Nested within neural architectures, adaptive interpolation manifests as data-driven or logic-driven parameterization of kernels or receptive fields. Notably, video frame interpolation approaches such as adaptive separable convolution or adaptive Fourier neural operators deploy per-pixel, learnable kernels that adapt spatially to content and motion, balancing the support size for memory constraints. For example, by factorizing 2D convolution kernels into outer products of 1D kernels, adaptive separable convolution methods train deep nets to predict tailored motion-aware resampling operators, with advantageous scaling and capacity for arbitrary motion (Niklaus et al., 2017). Recent operator-based methods further exploit global spectral adaptivity; adaptive Fourier neural interpolation operators combine local convolutional adaptation with learned Fourier-domain token mixing, allowing for scale-invariant, global-context interpolation across arbitrary input resolutions (Viswanath et al., 2022).

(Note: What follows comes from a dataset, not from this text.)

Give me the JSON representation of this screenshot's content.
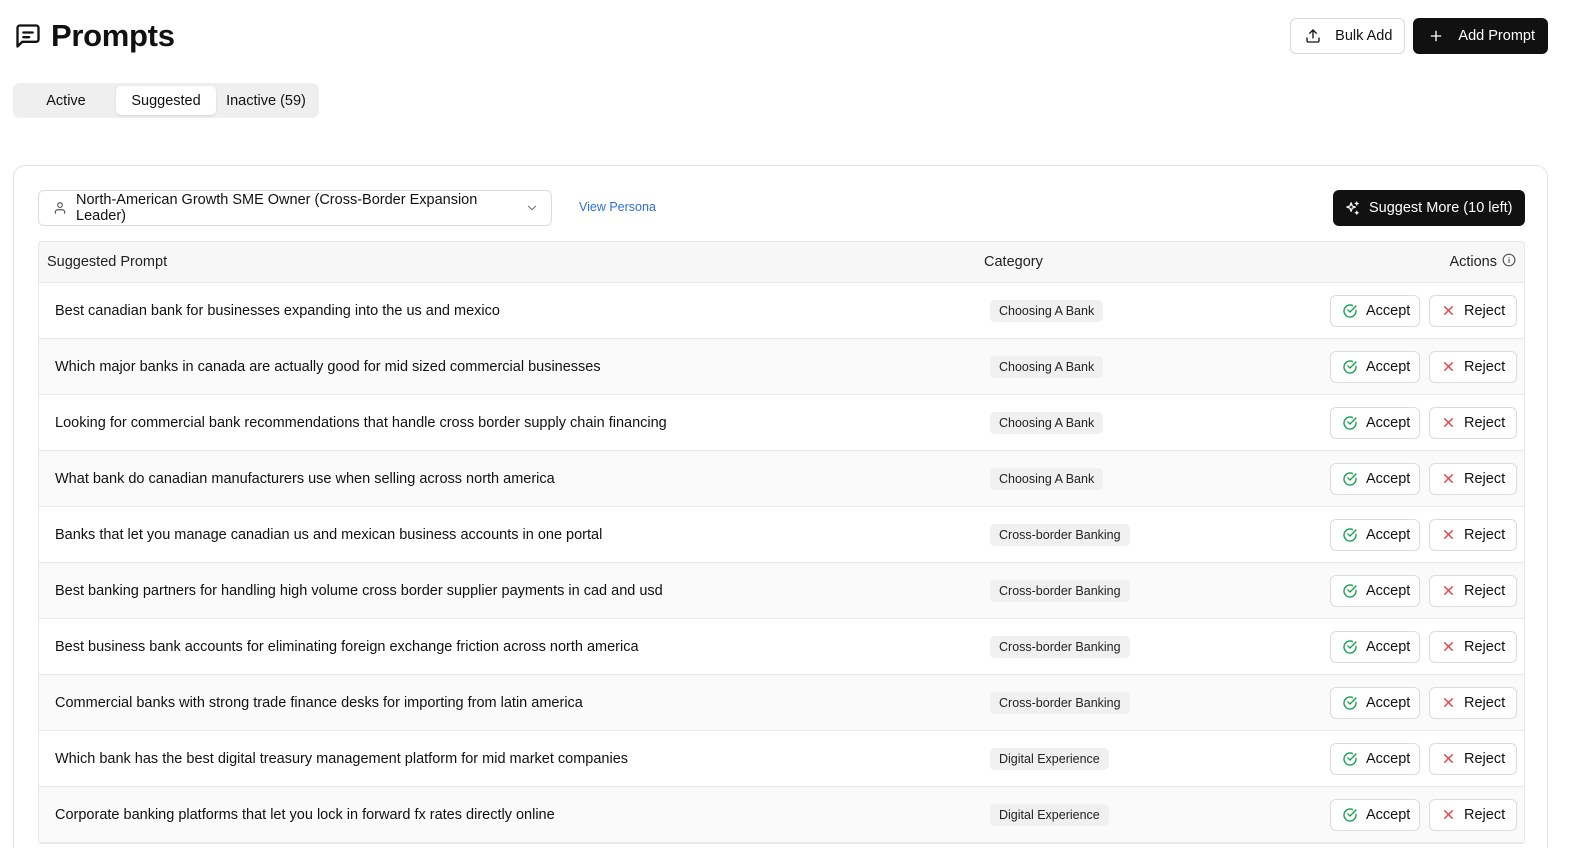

7. Theoretical Guarantees, Error Control, and Implementation

Adaptive interpolation strategies are often grounded in error models or a posteriori estimates. The tightness of error control is dictated by the specific algorithmic framework: for local polynomial or Shepard-type interpolation, explicit Lebesgue constants, fill distances, and smoothness indicators govern selection criteria for local degree or radius expansions (Cavoretto et al., 2023). In model reduction, adaptive interpolatory projection frameworks employ efficient a posteriori error estimators—interpolated via RBF surrogates over the parameter domain—to accelerate greedy selection of interpolation points and sharply reduce offline computational requirements (Chellappa et al., 2020).

A summary table illustrating representative adaptive interpolation strategies and their application domains:

Method	Principal Adaptivity Mechanism	Typical Application Domain
Adaptive RBF	Local shape parameter via density ratio	Missing value imputation, geo-informatics
AutoKnots spline	Knot refinement via error threshold	Cosmological functional modeling
Leja / Newton poly PCE	Surplus-driven basis/index refinement	Polynomial chaos, uncertainty quant.
Adaptive rational/WENO	Jump-adapted local smoothness weights	Discontinuous function approximation
MetaMixUp	Meta-learned mixing via validation loss	Deep learning regularization, SSL
Adaptive separable conv	Per-pixel kernel estimation	Video/image interpolation

Adaptive interpolation is a broad, highly active area characterized by tight coupling of interpolation parameters, basis selection, or node placement to data-driven, model-driven, or error-driven heuristics or optimization. It has become indispensable across domains where function smoothness, sampling density, or data complexity is heterogeneous, or where resource efficiency and robustness to irregularities are paramount.